‘Reforma da Previdência não seria aprovada hoje’, diz Rogério Rosso

‘Reforma da Previdência não seria aprovada hoje’, diz Rogério Rosso

Candidato à presidência da Câmara desconversa sobre possibilidade de sair da disputa e fala em ‘desprendimento para evitar racha da base’

Pedro Venceslau, O Estado de S.Paulo

15 de janeiro de 2017 | 05h10

O deputado federal Rogério Rosso (PSD-DF) tenta pela segunda vez se eleger presidente da Câmara. Na primeira, em julho, perdeu para Rodrigo Maia (DEM-RJ) por 285 votos a 170 no segundo turno. Na ocasião, seus votos deram a dimensão do tamanho real do Centrão, bloco de deputados criado por Eduardo Cunha (PMDB-RJ), hoje preso pela Operação Lava Jato. Presidente da Comissão Especial que analisou o impeachment da presidente cassada Dilma Rousseff, Rosso chega sem a mesma força desta vez. Em entrevista ao Estado, sem negar, ele desconversou sobre a possibilidade de deixar a disputa em nome da unidade da base do governo Michel Temer.

Vai ser difícil aprovar a reforma da Previdência na Câmara?

É uma das mais importantes do ponto de vista do ajuste fiscal, mas tenho convicção de que, se o texto fosse a plenário hoje, não seria aprovado. 

Por quê? 

Por causa da idade mínima, regras de transição. Não podemos correr o risco de não ter um texto eficiente do ponto de vista do ajuste e viável do ponto de vista da justiça social. Vai ser aprovada em 2017, mas sem atropelo, sem correria. 

O que precisa mudar? 

Tempo de contribuição. Em vez de 65 e 60 ([ITALIC]anos de idade mínima[/ITALIC]), porque não 58 e 60 e com uma transição a partir da promulgação da PEC de acordo com a expectativa de vida do brasileiro. 

O senhor indicou algum aliado para o governo Temer? 

O próprio ministro (Ricardo Barros)desmentiu isso. O Ministério (da Saúde) também negou veementemente.
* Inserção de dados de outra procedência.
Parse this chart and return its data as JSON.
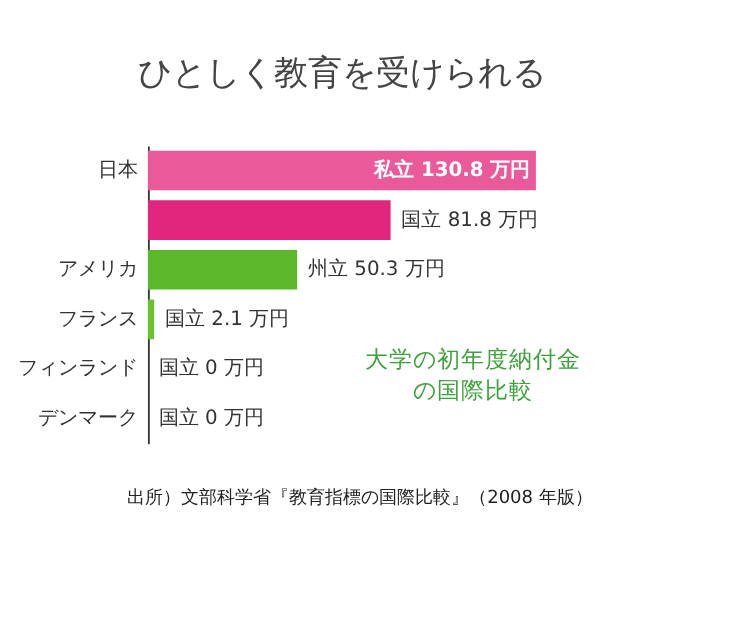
{
  "chart_data": {
    "type": "bar",
    "orientation": "horizontal",
    "title": "ひとしく教育を受けられる",
    "categories": [
      "日本",
      null,
      "アメリカ",
      "フランス",
      "フィンランド",
      "デンマーク"
    ],
    "values": [
      130.8,
      81.8,
      50.3,
      2.1,
      0,
      0
    ],
    "colors": [
      "#ea5a9a",
      "#e2257f",
      "#5cb82a",
      "#6cc22e",
      "#6cc22e",
      "#6cc22e"
    ],
    "value_labels": [
      "私立 130.8 万円",
      "国立 81.8 万円",
      "州立 50.3 万円",
      "国立 2.1 万円",
      "国立 0 万円",
      "国立 0 万円"
    ],
    "annotations": [
      "大学の初年度納付金の国際比較",
      "出所）文部科学省『教育指標の国際比較』（2008 年版）"
    ],
    "grid": false
  }
}
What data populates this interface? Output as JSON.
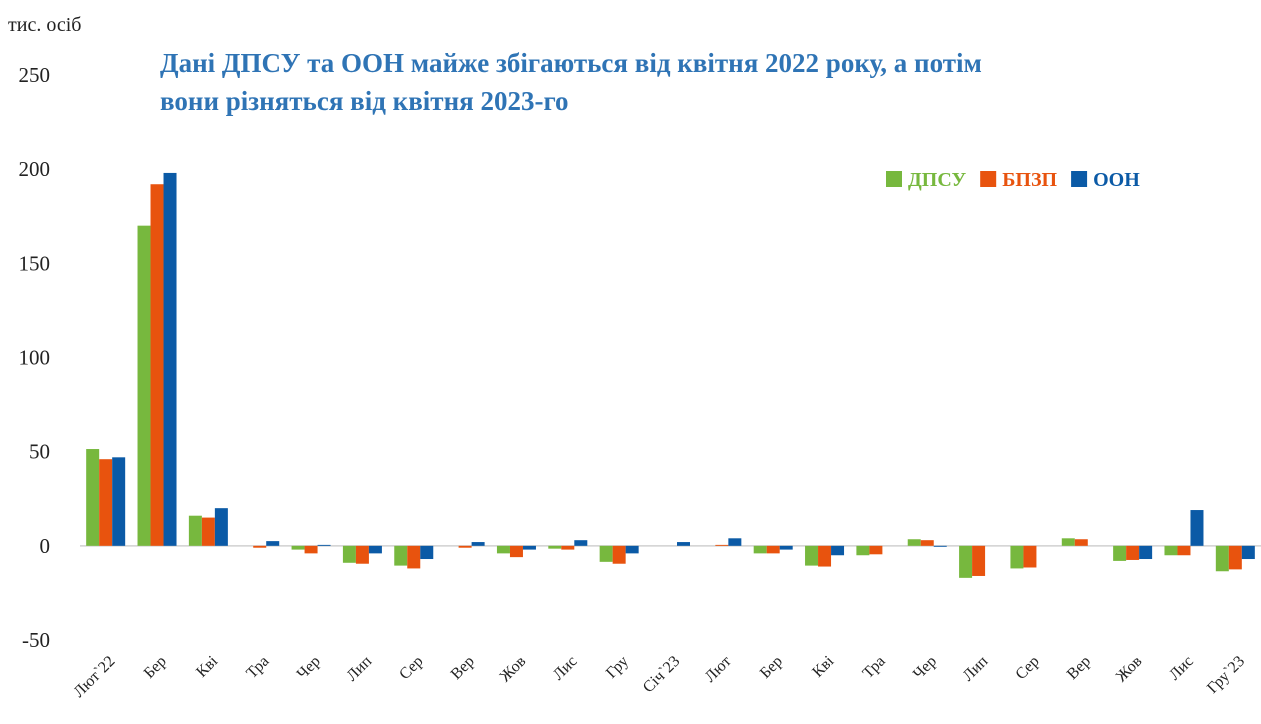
{
  "chart_data": {
    "type": "bar",
    "title": "Дані ДПСУ та ООН майже збігаються від квітня 2022 року, а потім вони різняться від квітня 2023-го",
    "y_label": "тис. осіб",
    "categories": [
      "Лют`22",
      "Бер",
      "Кві",
      "Тра",
      "Чер",
      "Лип",
      "Сер",
      "Вер",
      "Жов",
      "Лис",
      "Гру",
      "Січ`23",
      "Лют",
      "Бер",
      "Кві",
      "Тра",
      "Чер",
      "Лип",
      "Сер",
      "Вер",
      "Жов",
      "Лис",
      "Гру`23"
    ],
    "series": [
      {
        "name": "ДПСУ",
        "color": "#77b83e",
        "values": [
          51.4,
          170,
          16,
          0,
          -2,
          -9,
          -10.5,
          0,
          -4,
          -1.5,
          -8.5,
          0,
          0,
          -4,
          -10.5,
          -5,
          3.5,
          -17,
          -12,
          4,
          -8,
          -5,
          -13.5
        ]
      },
      {
        "name": "БПЗП",
        "color": "#e8530e",
        "values": [
          46,
          192,
          15,
          -1,
          -4,
          -9.5,
          -12,
          -1,
          -6,
          -2,
          -9.5,
          0,
          0.5,
          -4,
          -11,
          -4.5,
          3,
          -16,
          -11.5,
          3.5,
          -7.5,
          -5,
          -12.5
        ]
      },
      {
        "name": "ООН",
        "color": "#0b5aa6",
        "values": [
          47,
          198,
          20,
          2.5,
          0.5,
          -4,
          -7,
          2,
          -2,
          3,
          -4,
          2,
          4,
          -2,
          -5,
          0,
          -0.5,
          0,
          0,
          0,
          -7,
          19,
          -7
        ]
      }
    ],
    "ylim": [
      -50,
      250
    ],
    "yticks": [
      -50,
      0,
      50,
      100,
      150,
      200,
      250
    ],
    "legend": "top-right",
    "grid": false
  }
}
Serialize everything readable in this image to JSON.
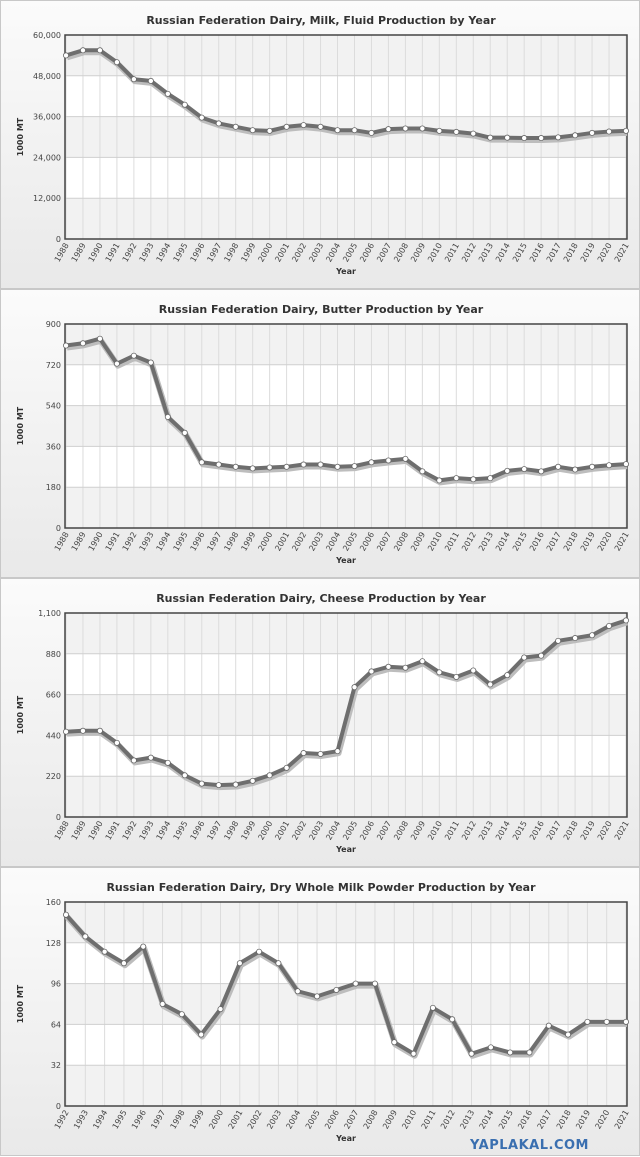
{
  "watermark": "YAPLAKAL.COM",
  "chart_data": [
    {
      "type": "line",
      "title": "Russian Federation Dairy, Milk, Fluid Production by Year",
      "xlabel": "Year",
      "ylabel": "1000 MT",
      "ylim": [
        0,
        60000
      ],
      "yticks": [
        "0",
        "12,000",
        "24,000",
        "36,000",
        "48,000",
        "60,000"
      ],
      "x": [
        "1988",
        "1989",
        "1990",
        "1991",
        "1992",
        "1993",
        "1994",
        "1995",
        "1996",
        "1997",
        "1998",
        "1999",
        "2000",
        "2001",
        "2002",
        "2003",
        "2004",
        "2005",
        "2006",
        "2007",
        "2008",
        "2009",
        "2010",
        "2011",
        "2012",
        "2013",
        "2014",
        "2015",
        "2016",
        "2017",
        "2018",
        "2019",
        "2020",
        "2021"
      ],
      "values": [
        54000,
        55500,
        55500,
        52000,
        47000,
        46500,
        42700,
        39500,
        35700,
        34000,
        33000,
        32000,
        31800,
        33000,
        33500,
        33000,
        32000,
        32000,
        31200,
        32300,
        32500,
        32500,
        31800,
        31500,
        31000,
        29800,
        29800,
        29700,
        29700,
        29900,
        30500,
        31200,
        31600,
        31800
      ],
      "grid": true,
      "legend": "none"
    },
    {
      "type": "line",
      "title": "Russian Federation Dairy, Butter Production by Year",
      "xlabel": "Year",
      "ylabel": "1000 MT",
      "ylim": [
        0,
        900
      ],
      "yticks": [
        "0",
        "180",
        "360",
        "540",
        "720",
        "900"
      ],
      "x": [
        "1988",
        "1989",
        "1990",
        "1991",
        "1992",
        "1993",
        "1994",
        "1995",
        "1996",
        "1997",
        "1998",
        "1999",
        "2000",
        "2001",
        "2002",
        "2003",
        "2004",
        "2005",
        "2006",
        "2007",
        "2008",
        "2009",
        "2010",
        "2011",
        "2012",
        "2013",
        "2014",
        "2015",
        "2016",
        "2017",
        "2018",
        "2019",
        "2020",
        "2021"
      ],
      "values": [
        805,
        815,
        835,
        725,
        760,
        730,
        490,
        420,
        290,
        280,
        270,
        263,
        267,
        270,
        280,
        280,
        270,
        273,
        290,
        298,
        305,
        250,
        210,
        220,
        215,
        220,
        252,
        260,
        250,
        270,
        258,
        270,
        277,
        282
      ],
      "grid": true,
      "legend": "none"
    },
    {
      "type": "line",
      "title": "Russian Federation Dairy, Cheese Production by Year",
      "xlabel": "Year",
      "ylabel": "1000 MT",
      "ylim": [
        0,
        1100
      ],
      "yticks": [
        "0",
        "220",
        "440",
        "660",
        "880",
        "1,100"
      ],
      "x": [
        "1988",
        "1989",
        "1990",
        "1991",
        "1992",
        "1993",
        "1994",
        "1995",
        "1996",
        "1997",
        "1998",
        "1999",
        "2000",
        "2001",
        "2002",
        "2003",
        "2004",
        "2005",
        "2006",
        "2007",
        "2008",
        "2009",
        "2010",
        "2011",
        "2012",
        "2013",
        "2014",
        "2015",
        "2016",
        "2017",
        "2018",
        "2019",
        "2020",
        "2021"
      ],
      "values": [
        460,
        465,
        465,
        400,
        305,
        320,
        292,
        225,
        180,
        172,
        175,
        195,
        225,
        265,
        345,
        340,
        355,
        700,
        785,
        810,
        805,
        840,
        780,
        755,
        790,
        715,
        765,
        860,
        870,
        950,
        965,
        980,
        1030,
        1060
      ],
      "grid": true,
      "legend": "none"
    },
    {
      "type": "line",
      "title": "Russian Federation Dairy, Dry Whole Milk Powder Production by Year",
      "xlabel": "Year",
      "ylabel": "1000 MT",
      "ylim": [
        0,
        160
      ],
      "yticks": [
        "0",
        "32",
        "64",
        "96",
        "128",
        "160"
      ],
      "x": [
        "1992",
        "1993",
        "1994",
        "1995",
        "1996",
        "1997",
        "1998",
        "1999",
        "2000",
        "2001",
        "2002",
        "2003",
        "2004",
        "2005",
        "2006",
        "2007",
        "2008",
        "2009",
        "2010",
        "2011",
        "2012",
        "2013",
        "2014",
        "2015",
        "2016",
        "2017",
        "2018",
        "2019",
        "2020",
        "2021"
      ],
      "values": [
        150,
        133,
        121,
        112,
        125,
        80,
        72,
        56,
        76,
        112,
        121,
        112,
        90,
        86,
        91,
        96,
        96,
        50,
        41,
        77,
        68,
        41,
        46,
        42,
        42,
        63,
        56,
        66,
        66,
        66
      ],
      "grid": true,
      "legend": "none"
    }
  ]
}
É uma mentira. 

A bancada do PSD, seu partido, está fechada com o senhor?

Fizemos uma reunião no fim do ano passado com a bancada e a presença do ministro Gilberto Kassab. Lançaram lá minha candidatura, mas faço uma avaliação diária. É preciso ter desprendimento para evitar um racha na base. 

Quando o senhor fala em desprendimento para evitar racha, significa que pode desistir?

Esta eleição é atípica por causa da judicialização. O artigo 57 da Constituição veda a recondução do mesmo presidente para outro biênio. Isso por si só gera uma instabilidade jurídica e institucional, já que o presidente da Câmara será, nos próximos dois anos, quase um vice-presidente.

Mas o senhor cogita ou não desistir?

Vou buscar o consenso e ideias para melhorar a performance do Parlamento. 

O Centrão ficou enfraquecido após a prisão do deputado cassado Eduardo Cunha?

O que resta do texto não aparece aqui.